Microorganisms, Vol. 13, Pages 2841: Ecological Modulation of Soil Microbial Communities by Fertilization Regimes: Insights from Castor Bean Cake, Chemical Fertilizers, and Organic Fertilizer

Fuente: Microorganisms - Revista científica (MDPI)
Microorganisms, Vol. 13, Pages 2841: Ecological Modulation of Soil Microbial Communities by Fertilization Regimes: Insights from Castor Bean Cake, Chemical Fertilizers, and Organic Fertilizer
Microorganisms doi: 10.3390/microorganisms13122841
Authors:
Chongyang Hu
Yalijuan Wu
Zecheng Li
Zhiyong Wang
Fenglan Huang
Zhiquan Fan
Mu Peng

Fertilization plays a vital role in replenishing soil nutrients, shaping microbial community composition, and enhancing agricultural productivity. Castor bean cake (CBC) is a nitrogen- and carbon-rich by-product increasingly used as an organic amendment, yet its effects on soil microbiomes remain unclear. Here, we compared CBC with a compound chemical fertilizer (CF) and a manure-based organic fertilizer (OF) across dose gradients using 16S rRNA sequencing and multi-level ecology analyses (α/β diversity, co-occurrence networks, and community assembly models). The results revealed that CBC increased bacterial richness and phylogenetic breadth relative to the unfertilized cultivated control, whereas OF showed dose-dependent declines in richness and CF maintained relatively stable richness with slight reductions in evenness at higher doses.
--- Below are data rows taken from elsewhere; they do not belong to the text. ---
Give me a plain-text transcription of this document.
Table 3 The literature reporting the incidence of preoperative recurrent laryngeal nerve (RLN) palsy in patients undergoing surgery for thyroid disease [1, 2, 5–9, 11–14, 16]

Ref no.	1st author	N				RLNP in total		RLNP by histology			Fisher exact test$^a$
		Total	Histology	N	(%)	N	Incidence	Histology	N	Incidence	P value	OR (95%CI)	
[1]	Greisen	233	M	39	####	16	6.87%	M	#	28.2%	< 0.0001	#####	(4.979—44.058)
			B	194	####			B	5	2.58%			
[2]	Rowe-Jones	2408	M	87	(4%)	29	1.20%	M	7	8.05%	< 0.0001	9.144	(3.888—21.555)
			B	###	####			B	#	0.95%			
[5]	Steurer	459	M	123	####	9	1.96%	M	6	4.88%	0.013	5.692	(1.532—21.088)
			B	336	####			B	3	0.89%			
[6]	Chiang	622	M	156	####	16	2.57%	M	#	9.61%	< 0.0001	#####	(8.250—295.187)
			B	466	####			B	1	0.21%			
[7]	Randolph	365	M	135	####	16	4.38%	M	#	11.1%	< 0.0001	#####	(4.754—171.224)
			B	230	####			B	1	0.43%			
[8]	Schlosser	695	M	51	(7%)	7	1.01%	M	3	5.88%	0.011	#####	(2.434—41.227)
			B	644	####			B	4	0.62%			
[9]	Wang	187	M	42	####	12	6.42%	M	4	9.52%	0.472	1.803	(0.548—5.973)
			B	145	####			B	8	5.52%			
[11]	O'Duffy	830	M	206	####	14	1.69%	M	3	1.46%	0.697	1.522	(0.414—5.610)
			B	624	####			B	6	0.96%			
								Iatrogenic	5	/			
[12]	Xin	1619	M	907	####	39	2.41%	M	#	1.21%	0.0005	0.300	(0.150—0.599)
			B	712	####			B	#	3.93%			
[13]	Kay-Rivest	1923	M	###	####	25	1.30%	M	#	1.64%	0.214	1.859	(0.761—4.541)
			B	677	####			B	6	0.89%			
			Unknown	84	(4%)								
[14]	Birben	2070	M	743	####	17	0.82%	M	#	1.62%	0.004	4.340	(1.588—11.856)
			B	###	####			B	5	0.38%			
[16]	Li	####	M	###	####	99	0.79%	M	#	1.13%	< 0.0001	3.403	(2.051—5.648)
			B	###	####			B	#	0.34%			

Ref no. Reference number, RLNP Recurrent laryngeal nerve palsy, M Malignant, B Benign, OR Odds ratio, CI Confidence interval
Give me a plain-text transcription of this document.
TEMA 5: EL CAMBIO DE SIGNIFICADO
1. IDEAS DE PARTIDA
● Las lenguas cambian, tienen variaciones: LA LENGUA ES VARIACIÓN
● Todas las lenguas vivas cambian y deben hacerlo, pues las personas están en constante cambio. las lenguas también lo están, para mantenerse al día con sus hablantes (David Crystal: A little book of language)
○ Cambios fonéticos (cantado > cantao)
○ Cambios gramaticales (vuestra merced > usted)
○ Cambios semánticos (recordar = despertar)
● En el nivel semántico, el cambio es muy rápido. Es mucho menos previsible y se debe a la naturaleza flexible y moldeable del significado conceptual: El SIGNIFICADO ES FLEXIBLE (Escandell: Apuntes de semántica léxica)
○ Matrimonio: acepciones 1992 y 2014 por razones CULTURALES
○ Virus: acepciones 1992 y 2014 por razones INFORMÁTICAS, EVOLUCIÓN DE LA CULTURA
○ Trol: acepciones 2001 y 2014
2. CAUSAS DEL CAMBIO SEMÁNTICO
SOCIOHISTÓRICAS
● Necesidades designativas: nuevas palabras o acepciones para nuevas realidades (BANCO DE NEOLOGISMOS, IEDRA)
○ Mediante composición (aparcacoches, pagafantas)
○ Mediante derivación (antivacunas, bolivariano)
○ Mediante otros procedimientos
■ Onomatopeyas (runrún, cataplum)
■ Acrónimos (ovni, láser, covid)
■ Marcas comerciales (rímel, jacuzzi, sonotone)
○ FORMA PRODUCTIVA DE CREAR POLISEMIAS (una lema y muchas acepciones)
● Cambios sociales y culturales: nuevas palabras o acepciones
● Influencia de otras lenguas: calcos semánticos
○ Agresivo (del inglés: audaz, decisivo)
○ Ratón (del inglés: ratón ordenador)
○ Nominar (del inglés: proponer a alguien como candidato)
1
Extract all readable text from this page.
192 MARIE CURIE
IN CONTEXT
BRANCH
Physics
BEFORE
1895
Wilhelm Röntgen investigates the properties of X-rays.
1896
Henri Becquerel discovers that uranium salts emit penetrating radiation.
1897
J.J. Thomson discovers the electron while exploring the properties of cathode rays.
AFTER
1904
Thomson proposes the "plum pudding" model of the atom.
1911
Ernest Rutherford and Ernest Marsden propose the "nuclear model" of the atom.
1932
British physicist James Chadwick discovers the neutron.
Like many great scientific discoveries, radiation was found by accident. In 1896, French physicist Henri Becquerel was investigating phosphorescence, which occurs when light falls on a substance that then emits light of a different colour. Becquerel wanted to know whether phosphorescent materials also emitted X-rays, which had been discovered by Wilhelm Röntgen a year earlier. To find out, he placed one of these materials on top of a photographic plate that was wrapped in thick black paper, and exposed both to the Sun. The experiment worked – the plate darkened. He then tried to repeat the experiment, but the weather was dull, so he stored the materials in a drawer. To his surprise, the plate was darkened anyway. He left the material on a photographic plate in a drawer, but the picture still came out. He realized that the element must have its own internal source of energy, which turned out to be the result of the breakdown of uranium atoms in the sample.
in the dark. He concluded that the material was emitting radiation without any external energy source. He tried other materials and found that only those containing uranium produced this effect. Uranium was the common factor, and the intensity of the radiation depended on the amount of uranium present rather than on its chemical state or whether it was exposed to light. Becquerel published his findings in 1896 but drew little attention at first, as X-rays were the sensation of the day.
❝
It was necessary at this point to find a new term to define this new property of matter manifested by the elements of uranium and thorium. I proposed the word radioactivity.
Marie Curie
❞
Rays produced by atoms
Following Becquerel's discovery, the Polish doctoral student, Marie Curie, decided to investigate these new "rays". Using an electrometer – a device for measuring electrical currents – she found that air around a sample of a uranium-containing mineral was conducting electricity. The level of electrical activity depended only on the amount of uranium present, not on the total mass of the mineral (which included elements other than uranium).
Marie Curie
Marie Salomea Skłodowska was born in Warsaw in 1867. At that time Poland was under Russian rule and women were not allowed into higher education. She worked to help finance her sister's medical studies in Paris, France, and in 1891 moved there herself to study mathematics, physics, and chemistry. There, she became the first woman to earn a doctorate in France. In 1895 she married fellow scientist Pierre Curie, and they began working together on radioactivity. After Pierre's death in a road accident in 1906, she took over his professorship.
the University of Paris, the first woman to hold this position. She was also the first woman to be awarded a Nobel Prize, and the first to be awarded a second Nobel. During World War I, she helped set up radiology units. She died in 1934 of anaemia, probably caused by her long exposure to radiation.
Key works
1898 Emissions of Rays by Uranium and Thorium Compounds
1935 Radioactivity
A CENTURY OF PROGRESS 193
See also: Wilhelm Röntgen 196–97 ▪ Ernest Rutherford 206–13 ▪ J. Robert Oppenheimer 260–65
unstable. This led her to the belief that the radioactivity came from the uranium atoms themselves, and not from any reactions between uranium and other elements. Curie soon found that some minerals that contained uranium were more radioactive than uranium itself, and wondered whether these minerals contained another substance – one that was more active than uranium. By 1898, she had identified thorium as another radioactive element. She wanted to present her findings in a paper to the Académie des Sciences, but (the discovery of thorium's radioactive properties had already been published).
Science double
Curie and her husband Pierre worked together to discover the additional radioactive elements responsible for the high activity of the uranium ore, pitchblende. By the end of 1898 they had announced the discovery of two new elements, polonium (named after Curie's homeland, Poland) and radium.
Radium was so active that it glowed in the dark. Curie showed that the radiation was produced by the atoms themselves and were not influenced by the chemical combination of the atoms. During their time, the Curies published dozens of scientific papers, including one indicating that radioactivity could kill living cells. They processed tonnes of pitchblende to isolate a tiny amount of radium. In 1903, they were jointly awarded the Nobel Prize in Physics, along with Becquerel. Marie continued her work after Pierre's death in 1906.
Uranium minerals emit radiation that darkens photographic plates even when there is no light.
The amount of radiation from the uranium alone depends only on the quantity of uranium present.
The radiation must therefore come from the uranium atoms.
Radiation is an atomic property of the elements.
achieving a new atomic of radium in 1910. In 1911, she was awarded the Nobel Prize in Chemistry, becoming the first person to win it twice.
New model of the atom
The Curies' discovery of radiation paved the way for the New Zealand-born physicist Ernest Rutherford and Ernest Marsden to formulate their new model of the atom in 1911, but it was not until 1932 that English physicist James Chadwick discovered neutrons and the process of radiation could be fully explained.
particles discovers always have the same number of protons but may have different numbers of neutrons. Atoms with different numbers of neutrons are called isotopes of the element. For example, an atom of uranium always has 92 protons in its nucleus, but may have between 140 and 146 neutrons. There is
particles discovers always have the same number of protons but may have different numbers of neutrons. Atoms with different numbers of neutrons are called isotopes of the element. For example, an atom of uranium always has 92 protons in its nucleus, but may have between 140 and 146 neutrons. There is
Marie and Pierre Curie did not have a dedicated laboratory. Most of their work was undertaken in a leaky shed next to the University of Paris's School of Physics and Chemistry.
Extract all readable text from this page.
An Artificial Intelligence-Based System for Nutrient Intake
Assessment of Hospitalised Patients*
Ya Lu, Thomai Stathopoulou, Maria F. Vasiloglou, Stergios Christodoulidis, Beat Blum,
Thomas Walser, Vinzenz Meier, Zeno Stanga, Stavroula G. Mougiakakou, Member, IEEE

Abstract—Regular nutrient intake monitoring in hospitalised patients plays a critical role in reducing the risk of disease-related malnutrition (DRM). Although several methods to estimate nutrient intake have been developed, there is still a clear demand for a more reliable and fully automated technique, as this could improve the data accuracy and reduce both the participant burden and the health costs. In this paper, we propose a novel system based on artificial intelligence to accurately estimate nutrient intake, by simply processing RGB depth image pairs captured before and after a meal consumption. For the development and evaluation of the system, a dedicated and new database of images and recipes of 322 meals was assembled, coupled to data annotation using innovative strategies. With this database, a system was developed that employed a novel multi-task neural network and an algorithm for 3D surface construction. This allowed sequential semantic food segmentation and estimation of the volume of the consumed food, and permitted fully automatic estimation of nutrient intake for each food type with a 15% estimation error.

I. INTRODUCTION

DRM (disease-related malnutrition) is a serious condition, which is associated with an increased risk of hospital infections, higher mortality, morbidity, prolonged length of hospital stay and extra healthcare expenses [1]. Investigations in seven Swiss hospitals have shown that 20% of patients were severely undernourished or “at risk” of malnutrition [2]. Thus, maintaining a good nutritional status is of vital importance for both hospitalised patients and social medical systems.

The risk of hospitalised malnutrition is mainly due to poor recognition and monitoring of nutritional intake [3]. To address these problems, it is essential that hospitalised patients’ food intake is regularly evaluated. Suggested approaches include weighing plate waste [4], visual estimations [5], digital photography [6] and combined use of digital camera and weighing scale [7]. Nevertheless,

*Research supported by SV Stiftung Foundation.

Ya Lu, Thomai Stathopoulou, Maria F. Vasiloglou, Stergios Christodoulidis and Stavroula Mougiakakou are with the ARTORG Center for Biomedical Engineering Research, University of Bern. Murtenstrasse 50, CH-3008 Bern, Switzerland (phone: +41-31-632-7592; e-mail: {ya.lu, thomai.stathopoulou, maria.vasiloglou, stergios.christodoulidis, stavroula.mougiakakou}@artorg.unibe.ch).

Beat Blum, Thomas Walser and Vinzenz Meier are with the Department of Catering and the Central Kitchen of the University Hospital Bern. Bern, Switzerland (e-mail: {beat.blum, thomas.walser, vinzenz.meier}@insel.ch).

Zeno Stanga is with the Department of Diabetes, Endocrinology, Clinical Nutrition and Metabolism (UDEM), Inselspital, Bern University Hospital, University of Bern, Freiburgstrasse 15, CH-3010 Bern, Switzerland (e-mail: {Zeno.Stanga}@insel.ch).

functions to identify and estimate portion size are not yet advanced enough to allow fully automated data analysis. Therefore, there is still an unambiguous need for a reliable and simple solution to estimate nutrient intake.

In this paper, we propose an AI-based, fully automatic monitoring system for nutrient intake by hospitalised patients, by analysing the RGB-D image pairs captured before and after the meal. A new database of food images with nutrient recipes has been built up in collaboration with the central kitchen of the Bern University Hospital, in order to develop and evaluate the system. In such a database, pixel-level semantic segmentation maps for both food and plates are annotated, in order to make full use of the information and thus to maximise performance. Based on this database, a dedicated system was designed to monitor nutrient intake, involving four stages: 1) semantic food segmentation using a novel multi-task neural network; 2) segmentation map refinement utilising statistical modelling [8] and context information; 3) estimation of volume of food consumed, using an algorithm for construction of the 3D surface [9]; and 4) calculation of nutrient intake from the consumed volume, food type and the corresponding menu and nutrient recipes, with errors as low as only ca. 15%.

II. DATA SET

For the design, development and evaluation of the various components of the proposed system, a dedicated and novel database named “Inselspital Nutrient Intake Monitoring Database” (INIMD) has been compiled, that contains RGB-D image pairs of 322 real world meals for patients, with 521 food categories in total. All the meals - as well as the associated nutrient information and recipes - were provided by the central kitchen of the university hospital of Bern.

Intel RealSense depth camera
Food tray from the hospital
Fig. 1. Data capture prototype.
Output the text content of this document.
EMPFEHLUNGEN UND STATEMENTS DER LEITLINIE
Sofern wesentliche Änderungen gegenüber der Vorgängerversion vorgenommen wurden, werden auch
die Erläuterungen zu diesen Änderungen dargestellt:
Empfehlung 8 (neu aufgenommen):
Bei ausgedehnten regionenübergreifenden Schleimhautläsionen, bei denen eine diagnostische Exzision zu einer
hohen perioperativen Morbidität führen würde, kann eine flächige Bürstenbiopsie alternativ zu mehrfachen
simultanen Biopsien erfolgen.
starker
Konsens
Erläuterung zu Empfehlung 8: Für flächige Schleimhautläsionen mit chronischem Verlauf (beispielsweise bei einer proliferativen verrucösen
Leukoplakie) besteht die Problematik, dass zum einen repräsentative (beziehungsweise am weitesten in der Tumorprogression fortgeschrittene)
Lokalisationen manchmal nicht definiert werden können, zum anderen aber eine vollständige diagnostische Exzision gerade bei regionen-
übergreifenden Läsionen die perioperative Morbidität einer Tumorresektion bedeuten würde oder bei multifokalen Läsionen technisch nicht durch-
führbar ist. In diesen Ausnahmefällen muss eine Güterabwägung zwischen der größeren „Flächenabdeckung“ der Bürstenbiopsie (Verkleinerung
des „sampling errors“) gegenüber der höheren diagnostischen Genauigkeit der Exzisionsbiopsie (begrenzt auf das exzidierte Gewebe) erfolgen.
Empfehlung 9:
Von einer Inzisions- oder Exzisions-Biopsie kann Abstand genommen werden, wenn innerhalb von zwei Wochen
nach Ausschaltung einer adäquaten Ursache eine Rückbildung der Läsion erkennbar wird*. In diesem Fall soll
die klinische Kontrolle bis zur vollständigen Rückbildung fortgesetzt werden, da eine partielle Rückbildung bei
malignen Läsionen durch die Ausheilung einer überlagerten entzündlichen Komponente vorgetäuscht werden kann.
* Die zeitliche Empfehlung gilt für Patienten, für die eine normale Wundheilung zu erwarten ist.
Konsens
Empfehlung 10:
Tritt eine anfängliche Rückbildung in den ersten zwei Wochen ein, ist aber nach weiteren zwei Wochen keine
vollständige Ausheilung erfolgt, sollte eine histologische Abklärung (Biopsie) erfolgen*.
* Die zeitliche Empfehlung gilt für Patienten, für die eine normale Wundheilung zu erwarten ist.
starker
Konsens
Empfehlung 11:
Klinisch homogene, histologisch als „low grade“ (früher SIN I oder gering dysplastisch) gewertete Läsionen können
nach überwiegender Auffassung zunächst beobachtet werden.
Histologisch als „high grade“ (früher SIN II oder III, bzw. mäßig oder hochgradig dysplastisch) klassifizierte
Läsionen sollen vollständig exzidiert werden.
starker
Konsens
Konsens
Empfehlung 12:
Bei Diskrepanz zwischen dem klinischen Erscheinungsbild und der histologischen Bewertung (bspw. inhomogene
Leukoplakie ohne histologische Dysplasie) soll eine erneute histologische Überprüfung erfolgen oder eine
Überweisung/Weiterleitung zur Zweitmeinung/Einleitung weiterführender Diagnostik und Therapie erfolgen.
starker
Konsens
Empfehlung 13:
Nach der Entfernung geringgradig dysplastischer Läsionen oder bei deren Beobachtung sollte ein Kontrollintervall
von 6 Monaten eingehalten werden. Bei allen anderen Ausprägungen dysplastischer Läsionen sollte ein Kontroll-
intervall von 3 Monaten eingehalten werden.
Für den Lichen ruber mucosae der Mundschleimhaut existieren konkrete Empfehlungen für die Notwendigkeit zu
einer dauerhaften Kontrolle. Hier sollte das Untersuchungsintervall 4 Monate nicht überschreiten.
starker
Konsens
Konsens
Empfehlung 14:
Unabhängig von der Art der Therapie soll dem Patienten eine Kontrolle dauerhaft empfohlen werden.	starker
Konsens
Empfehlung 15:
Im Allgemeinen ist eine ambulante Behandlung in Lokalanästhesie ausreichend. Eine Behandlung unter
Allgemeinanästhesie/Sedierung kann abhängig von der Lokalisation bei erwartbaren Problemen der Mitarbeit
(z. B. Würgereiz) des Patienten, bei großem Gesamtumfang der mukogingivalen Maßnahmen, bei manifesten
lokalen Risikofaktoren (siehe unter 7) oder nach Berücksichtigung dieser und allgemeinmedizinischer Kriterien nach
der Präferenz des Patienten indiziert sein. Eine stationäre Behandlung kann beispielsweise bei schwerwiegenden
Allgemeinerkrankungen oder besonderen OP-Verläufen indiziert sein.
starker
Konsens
Phylum-level composition shifted strongly with fertilizer identity: Bacillota decreased, whereas Pseudomonadota and Acidobacteriota increased under fertilization, with the largest compositional changes under CBC. CBC strengthened nutrient–enzyme–microbe coupling and generated increasingly complex, highly connected, and robust co-occurrence networks along the dose gradient, outperforming high-dose OF in network complexity and robustness, while OF maintained higher modularity. Null-model partitions (βNTI/RC_bray, NST, NCM, iCAMP) indicated that stochastic processes dominated community assembly across treatments; along the CBC gradient, dispersal limitation decreased from CBC1 to CBC2 and drift remained dominant, indicating increasing stochastic stabilization at moderate–high doses. Together, CBC promoted microbiome recovery and ecological resilience and represents a promising amendment for soil health.